Swank has won two Academy Awards for inhabiting strong women onscreen before, ones whose character and morale were meant to outweigh any physical beauty. Swank, however, waves off any concern that she will be typecast for playing unattractive women. "I like real people. I like real women," she said. "It's obviously subjective what people find pretty or not. I've had a lot of people say Maggie Fitzgerald from Million Dollar Baby or Marie Bee Cuddy from this film are beautiful because they are natural and they are real. So it really is a subjective thing to say what is pretty and what is gorgeous."

As the conference wore on, Mr. Jones desire to promote his film began to give way to his impatience for the obligations required to do so.

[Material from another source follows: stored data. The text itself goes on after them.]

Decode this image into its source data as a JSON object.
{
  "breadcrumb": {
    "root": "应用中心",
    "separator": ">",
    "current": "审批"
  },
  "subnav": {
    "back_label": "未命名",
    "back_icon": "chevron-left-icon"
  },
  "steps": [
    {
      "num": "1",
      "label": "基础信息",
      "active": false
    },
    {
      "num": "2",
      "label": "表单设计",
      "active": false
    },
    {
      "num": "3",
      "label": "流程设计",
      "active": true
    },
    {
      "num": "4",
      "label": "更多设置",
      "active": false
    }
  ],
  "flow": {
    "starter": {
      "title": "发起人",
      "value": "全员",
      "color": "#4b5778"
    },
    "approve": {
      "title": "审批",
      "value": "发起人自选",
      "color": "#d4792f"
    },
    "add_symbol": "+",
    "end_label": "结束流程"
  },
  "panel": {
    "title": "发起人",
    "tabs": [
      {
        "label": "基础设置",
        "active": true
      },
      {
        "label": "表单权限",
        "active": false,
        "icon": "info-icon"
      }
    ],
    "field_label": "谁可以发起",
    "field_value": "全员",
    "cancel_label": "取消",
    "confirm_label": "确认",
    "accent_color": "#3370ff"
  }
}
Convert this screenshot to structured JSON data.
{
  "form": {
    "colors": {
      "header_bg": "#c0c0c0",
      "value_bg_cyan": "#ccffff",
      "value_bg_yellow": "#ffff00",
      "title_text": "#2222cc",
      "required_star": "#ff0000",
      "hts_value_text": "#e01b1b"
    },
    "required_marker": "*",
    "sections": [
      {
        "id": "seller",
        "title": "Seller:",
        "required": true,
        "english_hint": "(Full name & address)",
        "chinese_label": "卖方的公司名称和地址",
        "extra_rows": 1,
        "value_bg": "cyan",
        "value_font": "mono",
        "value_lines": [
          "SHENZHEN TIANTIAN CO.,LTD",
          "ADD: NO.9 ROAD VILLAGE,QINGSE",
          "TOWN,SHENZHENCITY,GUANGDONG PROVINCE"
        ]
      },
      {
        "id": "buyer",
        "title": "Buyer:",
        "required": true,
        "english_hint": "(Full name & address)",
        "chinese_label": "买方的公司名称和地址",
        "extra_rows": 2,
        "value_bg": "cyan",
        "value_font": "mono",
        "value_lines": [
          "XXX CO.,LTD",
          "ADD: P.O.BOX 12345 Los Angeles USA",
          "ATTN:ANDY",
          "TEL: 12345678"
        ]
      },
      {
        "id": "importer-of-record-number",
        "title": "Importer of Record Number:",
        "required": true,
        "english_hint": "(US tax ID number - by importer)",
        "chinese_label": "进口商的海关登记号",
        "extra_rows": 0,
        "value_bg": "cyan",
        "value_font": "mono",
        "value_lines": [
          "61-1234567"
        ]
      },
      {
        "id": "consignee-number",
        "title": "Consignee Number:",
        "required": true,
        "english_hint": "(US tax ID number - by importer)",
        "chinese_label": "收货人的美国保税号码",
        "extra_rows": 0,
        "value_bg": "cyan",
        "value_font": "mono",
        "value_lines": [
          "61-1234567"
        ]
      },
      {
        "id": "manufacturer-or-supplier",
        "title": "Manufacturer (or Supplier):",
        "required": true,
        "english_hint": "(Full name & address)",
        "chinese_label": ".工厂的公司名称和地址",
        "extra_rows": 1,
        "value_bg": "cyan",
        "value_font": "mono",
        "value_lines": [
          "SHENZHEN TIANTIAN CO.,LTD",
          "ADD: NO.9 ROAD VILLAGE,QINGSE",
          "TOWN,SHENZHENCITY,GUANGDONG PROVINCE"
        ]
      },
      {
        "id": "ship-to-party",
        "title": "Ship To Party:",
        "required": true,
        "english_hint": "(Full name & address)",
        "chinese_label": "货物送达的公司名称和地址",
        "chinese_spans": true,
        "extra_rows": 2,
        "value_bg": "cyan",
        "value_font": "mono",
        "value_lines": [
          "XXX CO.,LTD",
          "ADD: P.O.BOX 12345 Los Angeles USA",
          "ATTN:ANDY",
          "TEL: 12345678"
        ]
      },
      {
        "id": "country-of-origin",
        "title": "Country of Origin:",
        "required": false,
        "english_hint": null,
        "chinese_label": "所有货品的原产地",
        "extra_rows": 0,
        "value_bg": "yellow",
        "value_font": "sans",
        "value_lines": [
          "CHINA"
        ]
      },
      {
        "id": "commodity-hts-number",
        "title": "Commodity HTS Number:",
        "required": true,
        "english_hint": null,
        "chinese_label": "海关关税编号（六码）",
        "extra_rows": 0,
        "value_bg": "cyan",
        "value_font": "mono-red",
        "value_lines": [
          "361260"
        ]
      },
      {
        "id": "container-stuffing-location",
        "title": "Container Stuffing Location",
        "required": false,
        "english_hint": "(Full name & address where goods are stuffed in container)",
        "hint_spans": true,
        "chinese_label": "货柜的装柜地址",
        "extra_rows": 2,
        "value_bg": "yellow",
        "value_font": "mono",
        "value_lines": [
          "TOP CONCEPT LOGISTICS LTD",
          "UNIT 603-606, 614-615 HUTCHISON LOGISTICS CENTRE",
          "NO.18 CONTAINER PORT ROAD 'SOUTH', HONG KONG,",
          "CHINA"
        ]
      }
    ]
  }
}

When asked if he was concerned whether there might be some controversy over a brief scene in which Native Americans appear to threaten The Homesman's main characters, Jones responded, "I don't have any concern about it whatsoever. Those people were all Native Americans. They were of Pueblan descent. They all claimed to be expert [horse] riders. Not one of them could ride one side of a horse, but they did look like Pawnees."

And when the subject of post-production was raised via a journalist's request for Jones to elaborate on his work with editor Roberto Silvi, you could see from his response that Jones may have surpassed his ability to play nice with the press. "It's not really hard work, I don't think," he replied. "It's time-consuming, but if you look at the footage of any day that we shot, the editing choices are obvious. If you think freely and openly about it, you can really see how to do it. It's not a big puzzle. I have a friend named Ron Shelton [Bull Durham, Tin Cup] who's a pretty good movie director and when I first started 20 years ago directing movies I asked what is the best point of view to take with an editor and he said 'over the shoulder.’”

Ah…now there's the Tommy Lee Jones we've all come to know, love and admire.